Laisser, s’abandonner, ces deux verbes expriment la substance de la Gelassenheit. Laisser son Moi ; s’abandonner entre les mains du Seigneur, accepter joyeusement la volonté de Dieu. Suivre le Christ dans sa kénose, dans son anéantissement : Il s’est dépouillé, prenant la condition de serviteur (Ph 2,7). Il va sans dire qu’elle situe le disciple de Jésus complètement à contre courant des sociétés humaines.

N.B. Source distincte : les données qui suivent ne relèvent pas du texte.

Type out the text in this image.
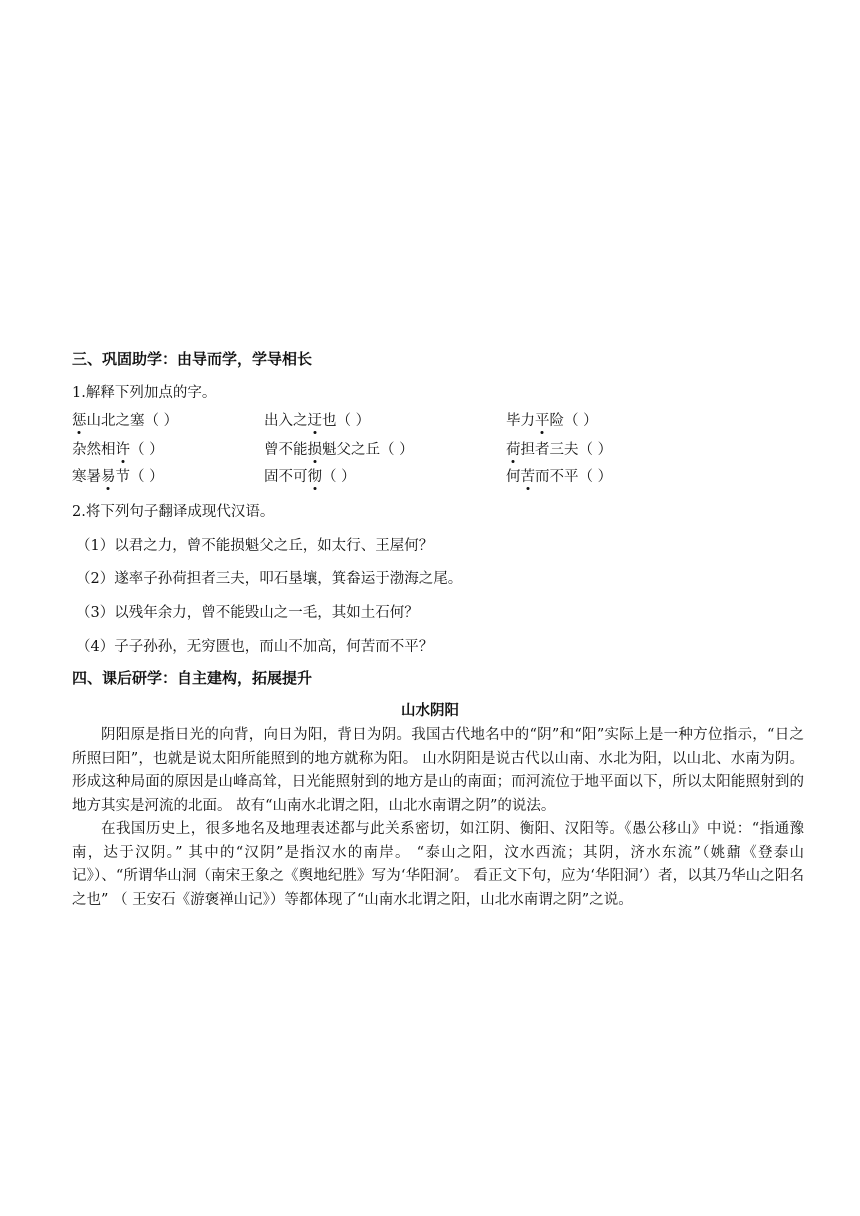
三、巩固助学：由导而学，学导相长
1.解释下列加点的字。
惩山北之塞（ ）	出入之迂也（ ）	毕力平险（ ）
杂然相许（ ）	曾不能损魁父之丘（ ）	荷担者三夫（ ）
寒暑易节（ ）	固不可彻（ ）	何苦而不平（ ）
2.将下列句子翻译成现代汉语。
（1）以君之力，曾不能损魁父之丘，如太行、王屋何？
（2）遂率子孙荷担者三夫，叩石垦壤，箕畚运于渤海之尾。
（3）以残年余力，曾不能毁山之一毛，其如土石何？
（4）子子孙孙，无穷匮也，而山不加高，何苦而不平？
四、课后研学：自主建构，拓展提升
山水阴阳
阴阳原是指日光的向背，向日为阳，背日为阴。我国古代地名中的“阴”和“阳”实际上是一种方位指示，“日之所照曰阳”，也就是说太阳所能照到的地方就称为阳。 山水阴阳是说古代以山南、水北为阳，以山北、水南为阴。 形成这种局面的原因是山峰高耸，日光能照射到的地方是山的南面；而河流位于地平面以下，所以太阳能照射到的地方其实是河流的北面。 故有“山南水北谓之阳，山北水南谓之阴”的说法。
在我国历史上，很多地名及地理表述都与此关系密切，如江阴、衡阳、汉阳等。《愚公移山》中说：“指通豫南，达于汉阴。” 其中的“汉阴”是指汉水的南岸。 “泰山之阳，汶水西流；其阴，济水东流”（姚鼐《登泰山记》）、“所谓华山洞（南宋王象之《舆地纪胜》写为‘华阳洞’。 看正文下句，应为‘华阳洞’）者，以其乃华山之阳名之也” （ 王安石《游褒禅山记》）等都体现了“山南水北谓之阳，山北水南谓之阴”之说。
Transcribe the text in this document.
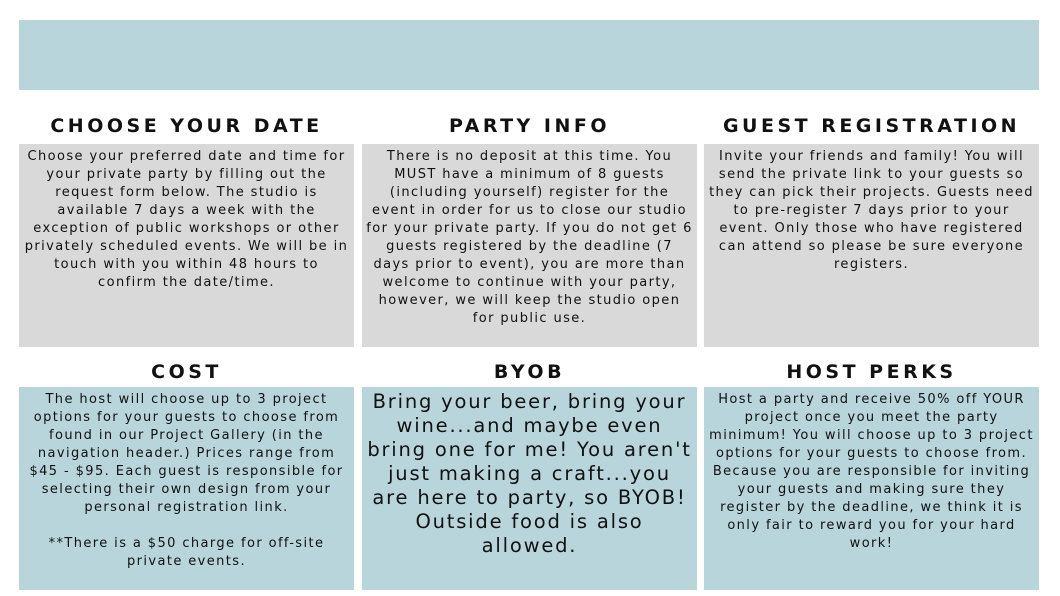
CHOOSE YOUR DATE

Choose your preferred date and time for your private party by filling out the request form below. The studio is available 7 days a week with the exception of public workshops or other privately scheduled events. We will be in touch with you within 48 hours to confirm the date/time.

PARTY INFO

There is no deposit at this time. You MUST have a minimum of 8 guests (including yourself) register for the event in order for us to close our studio for your private party. If you do not get 6 guests registered by the deadline (7 days prior to event), you are more than welcome to continue with your party, however, we will keep the studio open for public use.

GUEST REGISTRATION

Invite your friends and family! You will send the private link to your guests so they can pick their projects. Guests need to pre-register 7 days prior to your event. Only those who have registered can attend so please be sure everyone registers.

COST

The host will choose up to 3 project options for your guests to choose from found in our Project Gallery (in the navigation header.) Prices range from $45 - $95. Each guest is responsible for selecting their own design from your personal registration link.

**There is a $50 charge for off-site private events.

BYOB

Bring your beer, bring your wine...and maybe even bring one for me! You aren't just making a craft...you are here to party, so BYOB! Outside food is also allowed.

HOST PERKS

Host a party and receive 50% off YOUR project once you meet the party minimum! You will choose up to 3 project options for your guests to choose from. Because you are responsible for inviting your guests and making sure they register by the deadline, we think it is only fair to reward you for your hard work!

Vivre la Gelassenheit exige donc un combat spirituel, pour laisser dans sa vie toute la place au Christ. L’apôtre parlait de la mort du vieil homme (Rm 6,6). Mais ce combat présente l’immense avantage d’une victoire assurée, parce que le Christ est toujours vainqueur. C’est un combat dont l’issue est la paix et la joie, selon les promesses de Jésus (Jn 14,27 ; 15,11). « Si nous ne nous donnons pas totalement au Christ… nous ne trouverons jamais la totale liberté intérieure et la paix promises dans l’Evangile. » (J. Heinrich Arnold) Jésus ouvre un chemin dans lequel perdre sa vie, c’est la gagner (Mt 10,39).

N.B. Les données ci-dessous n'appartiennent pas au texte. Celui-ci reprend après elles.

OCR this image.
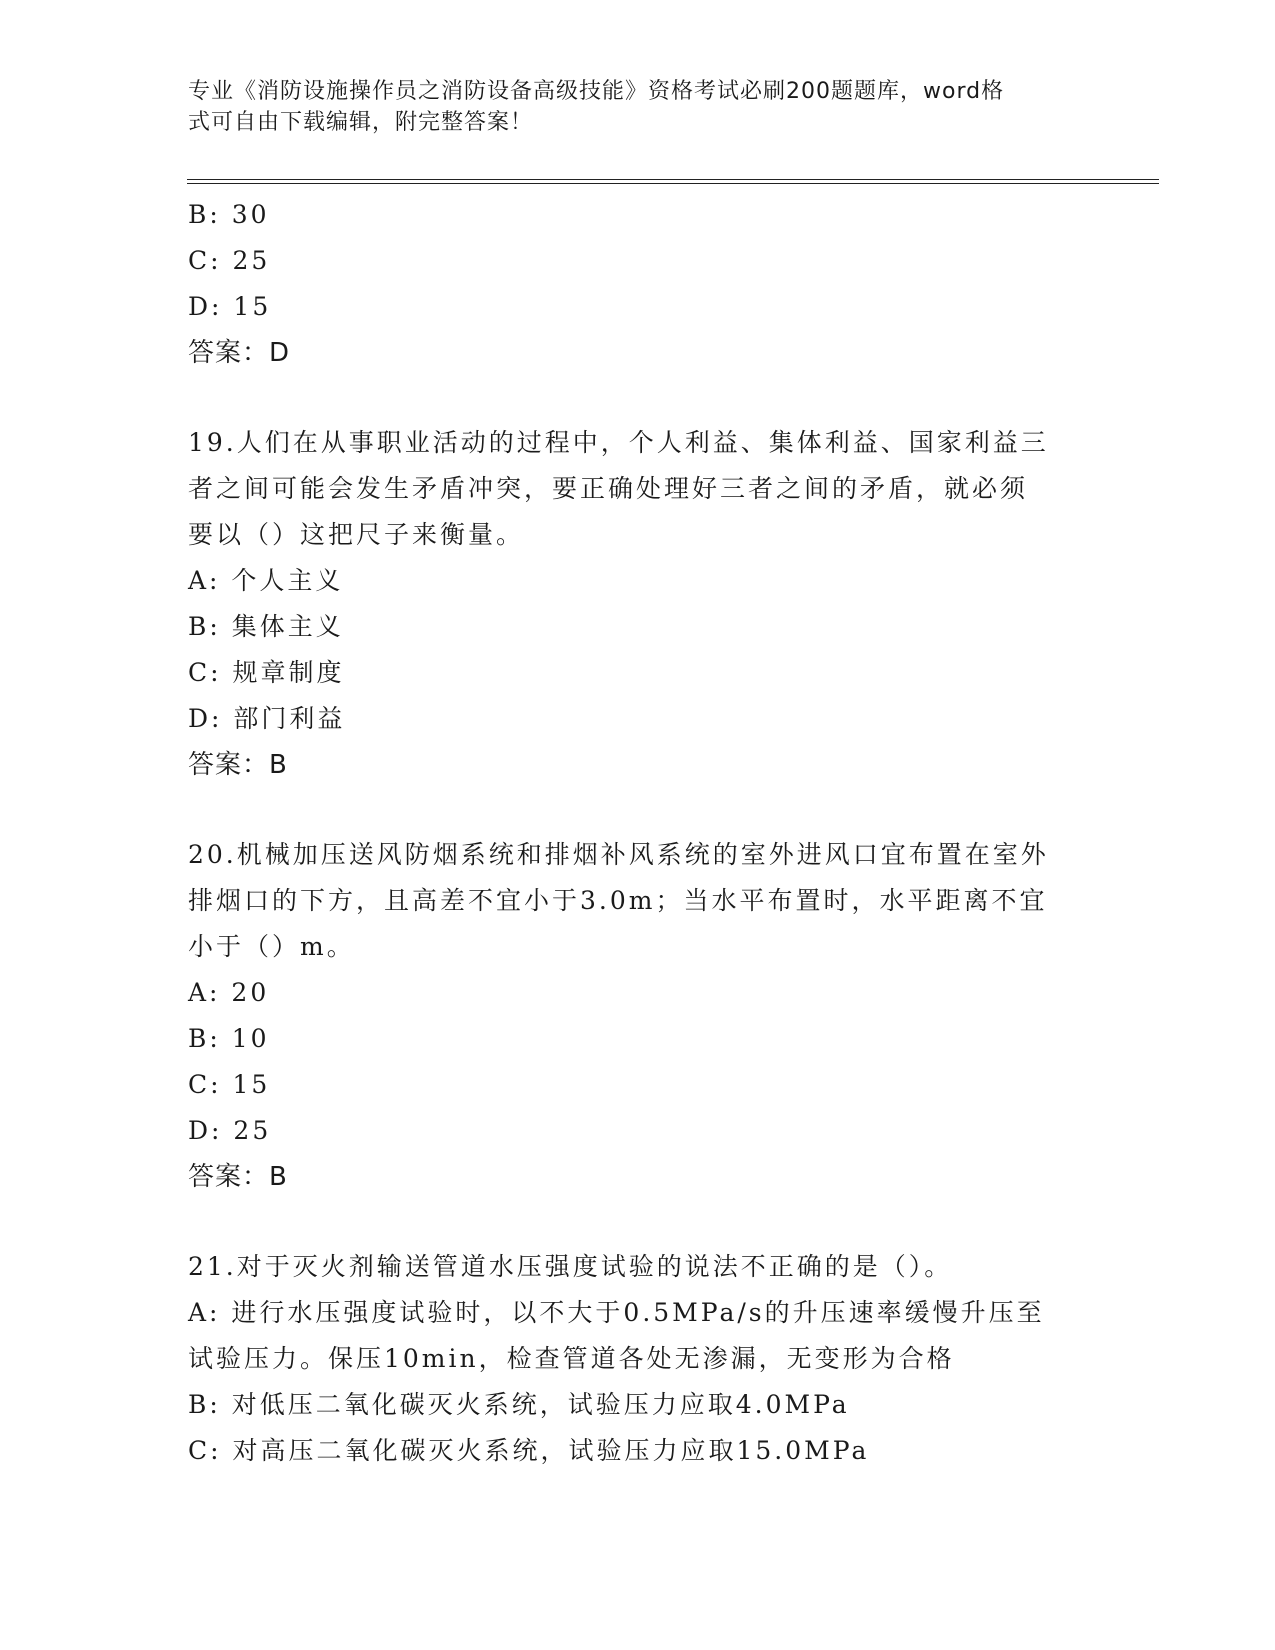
专业《消防设施操作员之消防设备高级技能》资格考试必刷200题题库，word格
式可自由下载编辑，附完整答案！
B: 30
C: 25
D: 15
答案：D
19.人们在从事职业活动的过程中，个人利益、集体利益、国家利益三
者之间可能会发生矛盾冲突，要正确处理好三者之间的矛盾，就必须
要以（）这把尺子来衡量。
A: 个人主义
B: 集体主义
C: 规章制度
D: 部门利益
答案：B
20.机械加压送风防烟系统和排烟补风系统的室外进风口宜布置在室外
排烟口的下方，且高差不宜小于3.0m；当水平布置时，水平距离不宜
小于（）m。
A: 20
B: 10
C: 15
D: 25
答案：B
21.对于灭火剂输送管道水压强度试验的说法不正确的是（）。
A: 进行水压强度试验时，以不大于0.5MPa/s的升压速率缓慢升压至
试验压力。保压10min，检查管道各处无渗漏，无变形为合格
B: 对低压二氧化碳灭火系统，试验压力应取4.0MPa
C: 对高压二氧化碳灭火系统，试验压力应取15.0MPa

Nous croyons qu’en l’homme Jésus a brillé en plénitude la lumière de Dieu. L’anabaptisme, dès ses débuts, a affirmé que la restauration en l’homme de l’image de Dieu appartient à la dynamique du salut. La Gelassenheit n’a d’autre but que de laisser en nous vivre le Christ. Les disciples de Jésus trouveront alors la paix avec lui, même dans la tempête. Pourquoi avez-vous peur, hommes de peu de foi ? (Mt 8,26), leur dit le Seigneur. Non pas comme un reproche, mais comme un chemin. Félix Mantz, l’un des premiers anabaptistes de Zurich, reprenait, sur le lieu de son exécution (1527), les paroles de son Maître, aboutissement ultime de la Gelassenheit : In manus tuas, Domine, commendo spiritum meum – En tes mains, Seigneur, je remets mon Esprit.

François Caudwell

[1]J’ai rédigé deux petites études, avec références bibliographiques, où je précise la notion de Gelassenheit chez les premiers anabaptistes et les amish : F. Caudwell, Suivre Jésus, un chemin de paix – Aspects de la spiritualité anabaptiste, Saarbrücken, Editions Croix du Salut, 2015. Particulièrement les pages 21-22, 37-41.